Gerry Adams, President of Sinn Fein, and John Hume, leader of the SDLP, held a secret 90-minute meeting on Saturday after what is believed to have been weeks of preparatory work by a group of Roman Catholic clergymen.

Neither side would discuss the content of the talks yesterday, but their timing is thought to be significant. They come only days after the IRA re-affirmed its commitment to armed struggle in its meeting with the peace campaigner Senator Gordon Wilson; just a month before local elections are due with Sinn Fein support dwindling; and at a time when moves are under way for the resumption of the Northern Ireland peace talks.

After Saturday's meeting in Londonderry, Mr Hume said that he hoped the talks would lead to a renunciation of violence but he added: 'This is only a hope.'

Speaking on BBC radio, Cardinal Daly praised Mr Hume. His party will be in direct competition with Sinn Fein for the nationalist vote next month.

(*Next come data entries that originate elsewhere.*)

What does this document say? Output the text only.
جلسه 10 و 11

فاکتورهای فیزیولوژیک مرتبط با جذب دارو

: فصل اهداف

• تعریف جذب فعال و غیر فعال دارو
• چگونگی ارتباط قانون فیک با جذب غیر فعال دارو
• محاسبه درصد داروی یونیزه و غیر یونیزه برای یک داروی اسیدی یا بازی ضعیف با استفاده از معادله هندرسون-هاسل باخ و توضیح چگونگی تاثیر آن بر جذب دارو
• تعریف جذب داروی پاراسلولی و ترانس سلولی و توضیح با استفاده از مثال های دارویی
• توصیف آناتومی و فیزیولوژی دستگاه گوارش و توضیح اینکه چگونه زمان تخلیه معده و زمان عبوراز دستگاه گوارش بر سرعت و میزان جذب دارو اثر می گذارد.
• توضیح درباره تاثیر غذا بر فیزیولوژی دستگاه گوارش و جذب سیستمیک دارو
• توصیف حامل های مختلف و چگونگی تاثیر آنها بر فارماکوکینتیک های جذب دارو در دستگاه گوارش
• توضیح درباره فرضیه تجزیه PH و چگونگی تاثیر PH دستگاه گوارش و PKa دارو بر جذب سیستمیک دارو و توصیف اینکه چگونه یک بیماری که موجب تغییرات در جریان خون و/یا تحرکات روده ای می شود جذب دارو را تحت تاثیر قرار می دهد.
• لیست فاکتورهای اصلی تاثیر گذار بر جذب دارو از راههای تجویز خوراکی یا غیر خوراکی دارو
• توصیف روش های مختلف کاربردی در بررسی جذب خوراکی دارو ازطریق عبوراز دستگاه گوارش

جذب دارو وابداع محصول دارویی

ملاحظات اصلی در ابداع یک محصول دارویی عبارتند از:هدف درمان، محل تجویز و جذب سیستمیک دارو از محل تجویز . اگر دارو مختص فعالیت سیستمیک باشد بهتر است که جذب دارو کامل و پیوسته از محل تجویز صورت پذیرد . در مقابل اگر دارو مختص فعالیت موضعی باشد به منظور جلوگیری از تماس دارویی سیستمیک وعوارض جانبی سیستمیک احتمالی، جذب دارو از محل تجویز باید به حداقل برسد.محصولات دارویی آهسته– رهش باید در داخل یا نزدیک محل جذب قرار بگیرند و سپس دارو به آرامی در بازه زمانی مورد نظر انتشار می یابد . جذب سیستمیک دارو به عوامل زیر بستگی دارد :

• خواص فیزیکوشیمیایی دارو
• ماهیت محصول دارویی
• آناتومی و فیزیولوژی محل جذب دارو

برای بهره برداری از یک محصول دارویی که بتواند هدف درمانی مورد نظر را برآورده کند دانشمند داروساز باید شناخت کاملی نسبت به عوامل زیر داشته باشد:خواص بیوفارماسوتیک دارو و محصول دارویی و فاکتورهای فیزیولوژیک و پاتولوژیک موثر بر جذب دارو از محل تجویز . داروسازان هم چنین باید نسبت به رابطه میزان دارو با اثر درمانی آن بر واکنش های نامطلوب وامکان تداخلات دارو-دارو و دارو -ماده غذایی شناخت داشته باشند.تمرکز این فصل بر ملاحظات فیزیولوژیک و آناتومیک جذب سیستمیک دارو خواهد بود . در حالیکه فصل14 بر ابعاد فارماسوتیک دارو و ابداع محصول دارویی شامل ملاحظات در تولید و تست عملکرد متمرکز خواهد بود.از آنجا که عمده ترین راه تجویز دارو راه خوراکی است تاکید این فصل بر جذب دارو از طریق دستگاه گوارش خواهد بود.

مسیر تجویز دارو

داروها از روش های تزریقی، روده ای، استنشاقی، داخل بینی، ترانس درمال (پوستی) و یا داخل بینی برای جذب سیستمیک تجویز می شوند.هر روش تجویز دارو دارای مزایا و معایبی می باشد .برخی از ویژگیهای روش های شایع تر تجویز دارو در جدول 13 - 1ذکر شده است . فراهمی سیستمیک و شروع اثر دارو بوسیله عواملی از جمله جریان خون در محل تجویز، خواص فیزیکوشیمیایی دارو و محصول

Cardinal Daly said: 'I greatly admire the courage of John Hume in continuing with his work for peace and being prepared to take political risks - quite considerable physical risks - in doing what he's doing.

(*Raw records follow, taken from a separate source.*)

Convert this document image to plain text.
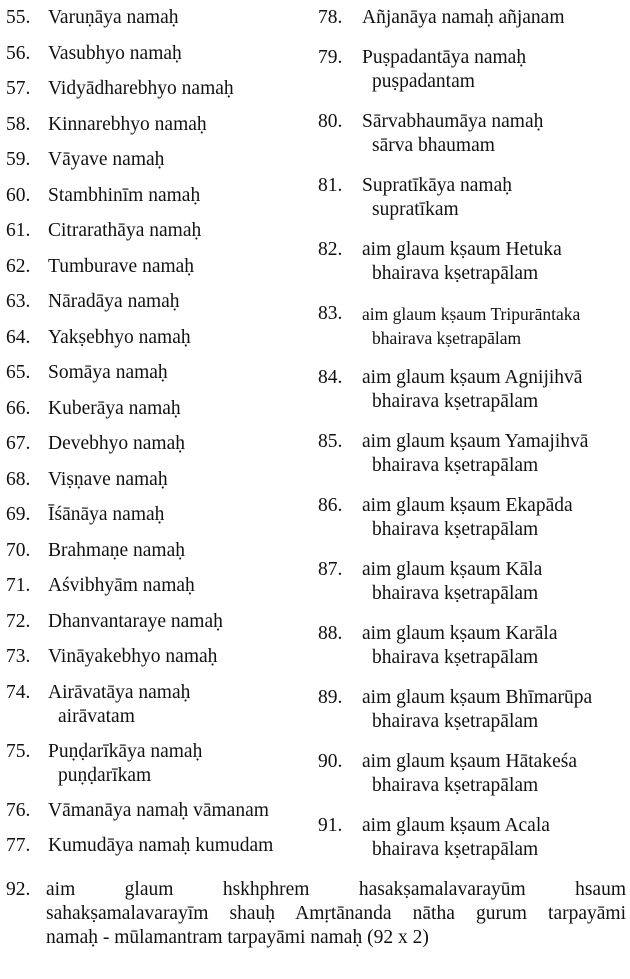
55. Varuṇāya namaḥ
56. Vasubhyo namaḥ
57. Vidyādharebhyo namaḥ
58. Kinnarebhyo namaḥ
59. Vāyave namaḥ
60. Stambhinīm namaḥ
61. Citrarathāya namaḥ
62. Tumburave namaḥ
63. Nāradāya namaḥ
64. Yakṣebhyo namaḥ
65. Somāya namaḥ
66. Kuberāya namaḥ
67. Devebhyo namaḥ
68. Viṣṇave namaḥ
69. Īśānāya namaḥ
70. Brahmaṇe namaḥ
71. Aśvibhyām namaḥ
72. Dhanvantaraye namaḥ
73. Vināyakebhyo namaḥ
74. Airāvatāya namaḥ
airāvatam
75. Puṇḍarīkāya namaḥ
puṇḍarīkam
76. Vāmanāya namaḥ vāmanam
77. Kumudāya namaḥ kumudam
78.	Añjanāya namaḥ añjanam
79.	Puṣpadantāya namaḥ
puṣpadantam
80.	Sārvabhaumāya namaḥ
sārva bhaumam
81.	Supratīkāya namaḥ
supratīkam
82.	aim glaum kṣaum Hetuka
bhairava kṣetrapālam
83.	aim glaum kṣaum Tripurāntaka
bhairava kṣetrapālam
84.	aim glaum kṣaum Agnijihvā
bhairava kṣetrapālam
85.	aim glaum kṣaum Yamajihvā
bhairava kṣetrapālam
86.	aim glaum kṣaum Ekapāda
bhairava kṣetrapālam
87.	aim glaum kṣaum Kāla
bhairava kṣetrapālam
88.	aim glaum kṣaum Karāla
bhairava kṣetrapālam
89.	aim glaum kṣaum Bhīmarūpa
bhairava kṣetrapālam
90.	aim glaum kṣaum Hātakeśa
bhairava kṣetrapālam
91.	aim glaum kṣaum Acala
bhairava kṣetrapālam
92. aim glaum hskhphrem hasakṣamalavarayūm hsaum
sahakṣamalavarayīm shauḥ Amṛtānanda nātha gurum tarpayāmi
namaḥ - mūlamantram tarpayāmi namaḥ (92 x 2)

'I sincerely hope, and thousands hope with me, that it may lead to an end of violence and to peace.'

Kevin McNamara, Labour's spokesman on Northern Ireland, and Peter Temple-Morris, the Conservative co-chairman of the British-Irish Parliamentary Body, welcomed the talks. Each said that they had complete faith in Mr Hume's ability to negotiate with Sinn Fein, but they felt progress would be achieved only over the long term.

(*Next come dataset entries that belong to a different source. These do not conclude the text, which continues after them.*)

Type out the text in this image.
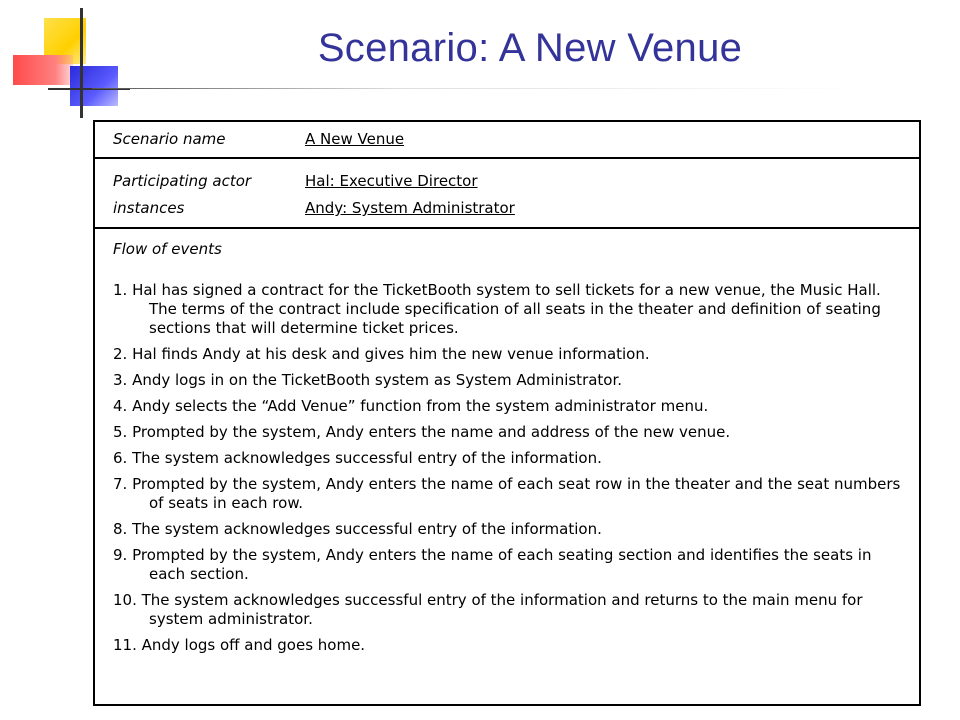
Scenario: A New Venue
Scenario name	A New Venue
Participating actor
instances
Hal: Executive Director
Andy: System Administrator
Flow of events
1. Hal has signed a contract for the TicketBooth system to sell tickets for a new venue, the Music Hall. The terms of the contract include specification of all seats in the theater and definition of seating sections that will determine ticket prices.
2. Hal finds Andy at his desk and gives him the new venue information.
3. Andy logs in on the TicketBooth system as System Administrator.
4. Andy selects the “Add Venue” function from the system administrator menu.
5. Prompted by the system, Andy enters the name and address of the new venue.
6. The system acknowledges successful entry of the information.
7. Prompted by the system, Andy enters the name of each seat row in the theater and the seat numbers of seats in each row.
8. The system acknowledges successful entry of the information.
9. Prompted by the system, Andy enters the name of each seating section and identifies the seats in each section.
10. The system acknowledges successful entry of the information and returns to the main menu for system administrator.
11. Andy logs off and goes home.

Sinn Fein and the SDLP held a series of meetings in the late 1980s, which broke down after they failed to reach agreement on even basic issues. The SDLP argued that British involvement in Northern Ireland was no longer colonial and had moved to a position of neutrality; Sinn Fein considered it an occupation.

Their differences after each meeting were published and widely circulated during that series of talks. Their decision now to keep the contents of meetings secret is a good sign, according to Mr Temple-Morris. 'For Sinn Fein to agree to silence suggests that it is not feeling in a strong position,' he said. 'It has been notoriously weak in getting public backing, so its involvement in the resumption of talks on a private, low-key basis augurs well for a degree of success.'

Sinn Fein chairman Tom Hartley, Mr McNamara and Mr Temple-Morris yesterday rejected a call for the return of internment made by Senator Wilson, whose daughter, Marie, was killed in the 1987 Remembrance Day bombing at Enniskillen.

Mr Wilson, who was devastated when the IRA rejected his peace overtures last week, said in an interview with the Sunday Times that he believed internment was the only alternative to terrorism.

The three said that they respected Senator Wilson's peace efforts but one said the call for internment 'came more from a grieving father than an Irish senator'.

Pearse McCauley, the suspected IRA terrorist, appeared before Dublin's anti-terrorist Special Criminal Court on four firearms charges. Mr McCauley, 28, of Strabane, Co Tyrone, Northern Ireland, who was arrested at Connolly station, Dublin, on Friday, was remanded in custody and will next appear in court on 21 April.